In response to the story, Issa, Farenthold, and Brady wrote to Thompson to announce they are now conducting a “congressional investigation” into the matter. They noted that Crudele’s article contained allegations made by at least two different sources “who claim that employment data collected by U.S. Census Bureau employees was fabricated.”
“According to the story, the fabricated data was ‘collected’ by Census Bureau employees working on the Current Population Survey (CPS),” they wrote. “The U.S. Department of Labor uses the CPS to generate national and regional unemployment rates. The U.S. Congress uses the CPS to make crucial policy decisions, and the private sector uses the CPS to make important business decisions. Crudele’s sources allege that fabrication of employment data has been occurring for years, and that is ongoing.”
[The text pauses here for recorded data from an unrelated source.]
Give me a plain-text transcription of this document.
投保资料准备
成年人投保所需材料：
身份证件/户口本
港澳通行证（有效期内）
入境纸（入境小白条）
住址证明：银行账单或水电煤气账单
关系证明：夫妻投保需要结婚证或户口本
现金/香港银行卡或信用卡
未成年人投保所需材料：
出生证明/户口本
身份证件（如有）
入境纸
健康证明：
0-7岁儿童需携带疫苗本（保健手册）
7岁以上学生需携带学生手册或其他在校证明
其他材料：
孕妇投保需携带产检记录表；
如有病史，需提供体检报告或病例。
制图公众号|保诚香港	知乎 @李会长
Issa, Farenthold and Brady wrote that the allegations are “shocking” and “if true” they believe there may be a “systematic problem at the Philadelphia Regional Census office, where the alleged data fabrication occurred.”
“These allegations also raise the prospect that the use of fabricated data is a widespread problem,” they wrote to Thompson. “The Philadelphia Regional Census office is just one of six offices that collect the data on which the unemployment rate is based.”
“The implications of an unreliable unemployment figure are serious and far-reaching,” they warned. “The national unemployment rate affects everything from legislation on Capitol Hill, to Federal Reserve policy, to stock prices on Wall Street.”
The congressional leaders point to how the Philadelphia census employee who was caught fabricating data, Julius Buckmon, told the New York Post that he was being ordered to do so by supervisors, arguing that the possibility that supervisors “may have urged subordinate employees to fabricate data heightens our concerns about these allegations.”
Issa, Farenthold, and Brady are demanding that the Census officials provide to their respective committees and subcommittees by December 3, 2013 at noon, from the time period of Jan. 1, 2010 through Jan. 1, 2013, a series of documents and internal emails that directly relate to this matter. They also directed Thompson to direct Census employees to “preserve” any relevant emails related to this matter as “it is reasonably foreseeable that Congress will request documents from additional U.S. Census Bureau employees in the Philadelphia Regional Office and in headquarters.”
The Census Bureau released a statement claiming there was “no reason to believe that there was a systematic manipulation of the data described in media reports.” The statement also said that the allegations had been referred to the Office of the Inspector General.